Форс снова качает головой.
— Матти был порядочным человеком. Не играл в азартные игры, никому не задолжал. Хотя за свою жизнь множество раз одобрял и отклонял чужие заявки на кредит. Возможно, у кого-то был на него зуб, знаете, из-за этих банковских дел, — размышляет Форс, хотя очевидно, что эта теория не убеждает даже его самого.
Хейди кивает.
— Как Эскола относился к церкви?
— Он нас поддерживал. Иногда приходил на службы вместе с супругой. Мы за то, чтобы человек следовал той вере, которая ему ближе, так что никому ничего не навязываем, — бормочет Форс. — В Хартоле и Сюсме, как и вообще в районе речки Тайнионвирты, количество прихожан год от года только уменьшается. Прискорбно, конечно, но истинно верующих куда больше в кладбищенской земле, нежели в церкви. Семья Эскола жертвовала нам деньги, за что им огромное спасибо.
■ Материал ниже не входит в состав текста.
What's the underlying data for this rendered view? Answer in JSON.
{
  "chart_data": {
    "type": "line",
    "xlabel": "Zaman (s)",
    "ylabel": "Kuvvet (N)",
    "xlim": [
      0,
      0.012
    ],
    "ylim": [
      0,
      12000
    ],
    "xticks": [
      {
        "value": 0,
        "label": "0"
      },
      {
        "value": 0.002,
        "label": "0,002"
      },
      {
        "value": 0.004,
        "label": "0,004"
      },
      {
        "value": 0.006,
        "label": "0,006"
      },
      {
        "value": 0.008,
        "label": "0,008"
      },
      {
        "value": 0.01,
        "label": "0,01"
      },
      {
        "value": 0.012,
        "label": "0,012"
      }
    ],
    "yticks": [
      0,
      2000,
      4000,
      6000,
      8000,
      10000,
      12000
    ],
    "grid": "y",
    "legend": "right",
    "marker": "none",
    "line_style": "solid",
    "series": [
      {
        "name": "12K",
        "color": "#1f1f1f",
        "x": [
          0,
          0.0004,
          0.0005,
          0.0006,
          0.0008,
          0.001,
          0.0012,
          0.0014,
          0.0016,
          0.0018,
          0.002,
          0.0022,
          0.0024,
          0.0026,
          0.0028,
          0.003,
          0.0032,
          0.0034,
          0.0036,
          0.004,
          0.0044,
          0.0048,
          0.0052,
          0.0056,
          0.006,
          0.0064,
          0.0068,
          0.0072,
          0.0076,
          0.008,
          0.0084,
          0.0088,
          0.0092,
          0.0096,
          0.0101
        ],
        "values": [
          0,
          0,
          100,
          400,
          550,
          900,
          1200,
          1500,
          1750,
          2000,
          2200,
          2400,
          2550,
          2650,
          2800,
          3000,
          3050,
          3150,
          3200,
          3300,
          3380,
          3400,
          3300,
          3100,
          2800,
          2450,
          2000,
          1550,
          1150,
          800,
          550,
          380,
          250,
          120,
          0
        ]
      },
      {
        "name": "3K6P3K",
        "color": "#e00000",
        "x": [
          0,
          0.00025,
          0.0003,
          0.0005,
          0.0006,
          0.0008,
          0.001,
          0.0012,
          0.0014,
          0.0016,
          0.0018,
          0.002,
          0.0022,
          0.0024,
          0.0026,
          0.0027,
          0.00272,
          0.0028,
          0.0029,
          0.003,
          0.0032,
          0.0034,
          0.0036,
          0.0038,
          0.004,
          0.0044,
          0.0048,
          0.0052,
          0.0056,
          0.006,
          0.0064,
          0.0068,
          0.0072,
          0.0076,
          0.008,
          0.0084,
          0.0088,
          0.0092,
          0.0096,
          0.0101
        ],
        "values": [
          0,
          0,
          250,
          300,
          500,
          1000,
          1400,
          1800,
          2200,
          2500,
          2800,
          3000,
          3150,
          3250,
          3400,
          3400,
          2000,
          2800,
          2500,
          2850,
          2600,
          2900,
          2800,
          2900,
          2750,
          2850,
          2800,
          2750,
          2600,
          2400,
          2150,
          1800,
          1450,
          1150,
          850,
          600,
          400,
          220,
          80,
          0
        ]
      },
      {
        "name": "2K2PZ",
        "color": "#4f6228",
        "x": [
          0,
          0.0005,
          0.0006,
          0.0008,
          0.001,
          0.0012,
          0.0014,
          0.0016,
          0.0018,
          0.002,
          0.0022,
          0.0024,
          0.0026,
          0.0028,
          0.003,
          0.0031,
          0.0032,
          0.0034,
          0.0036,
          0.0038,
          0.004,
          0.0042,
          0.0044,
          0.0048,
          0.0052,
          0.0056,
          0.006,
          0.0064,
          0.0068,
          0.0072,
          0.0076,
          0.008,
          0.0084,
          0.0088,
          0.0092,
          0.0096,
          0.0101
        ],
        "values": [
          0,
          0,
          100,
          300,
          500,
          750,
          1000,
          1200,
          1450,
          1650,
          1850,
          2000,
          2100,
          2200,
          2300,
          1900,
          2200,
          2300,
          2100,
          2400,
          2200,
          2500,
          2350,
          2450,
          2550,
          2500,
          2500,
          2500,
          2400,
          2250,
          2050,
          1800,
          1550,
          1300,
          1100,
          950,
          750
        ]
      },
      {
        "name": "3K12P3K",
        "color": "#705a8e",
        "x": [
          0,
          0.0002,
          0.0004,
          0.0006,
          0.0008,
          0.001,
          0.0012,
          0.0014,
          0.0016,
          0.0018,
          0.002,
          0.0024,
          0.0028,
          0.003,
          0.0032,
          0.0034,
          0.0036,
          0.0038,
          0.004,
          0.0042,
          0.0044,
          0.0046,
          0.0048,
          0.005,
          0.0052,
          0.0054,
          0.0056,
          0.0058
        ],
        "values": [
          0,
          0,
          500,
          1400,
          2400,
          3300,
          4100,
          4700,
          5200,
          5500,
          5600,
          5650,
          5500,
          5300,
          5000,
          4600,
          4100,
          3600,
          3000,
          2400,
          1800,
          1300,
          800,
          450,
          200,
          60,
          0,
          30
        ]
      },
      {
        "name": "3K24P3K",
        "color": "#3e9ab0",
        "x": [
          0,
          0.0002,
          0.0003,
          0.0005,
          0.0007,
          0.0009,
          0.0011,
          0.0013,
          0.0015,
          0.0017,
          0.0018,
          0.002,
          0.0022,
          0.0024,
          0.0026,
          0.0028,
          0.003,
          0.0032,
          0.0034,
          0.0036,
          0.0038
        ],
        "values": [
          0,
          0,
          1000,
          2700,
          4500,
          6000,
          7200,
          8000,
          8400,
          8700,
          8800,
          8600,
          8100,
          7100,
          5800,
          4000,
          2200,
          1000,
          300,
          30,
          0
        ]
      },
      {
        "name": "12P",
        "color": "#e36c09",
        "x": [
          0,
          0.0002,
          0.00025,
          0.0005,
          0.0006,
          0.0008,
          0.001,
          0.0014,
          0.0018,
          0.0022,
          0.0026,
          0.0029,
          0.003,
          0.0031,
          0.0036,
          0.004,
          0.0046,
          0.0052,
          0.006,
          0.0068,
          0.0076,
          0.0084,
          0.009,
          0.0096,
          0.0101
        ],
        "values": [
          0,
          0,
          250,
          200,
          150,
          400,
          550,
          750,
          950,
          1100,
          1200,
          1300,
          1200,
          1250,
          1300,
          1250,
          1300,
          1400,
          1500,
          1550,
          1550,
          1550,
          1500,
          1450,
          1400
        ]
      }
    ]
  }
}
Хейди рассматривает Форса. Наверное, в молодости он был весьма хорош собой. Брюнет, точеные черты лица — классическая, мужественная красота. Однако находиться с ним почему-то неуютно, и Хейди пока не может понять, в чем именно дело.
— Где вы были в ночь со среды на четверг третьего июля? — спрашивает Хейди. Форс, очевидно, оскорблен таким вопросом.
— Я в числе подозреваемых? — резко уточняет он.
— Мы спрашиваем об этом у всех, кто входил в число близких Эсколы. Ничего личного, — сообщает Хейди и ждет от мужчины ответа.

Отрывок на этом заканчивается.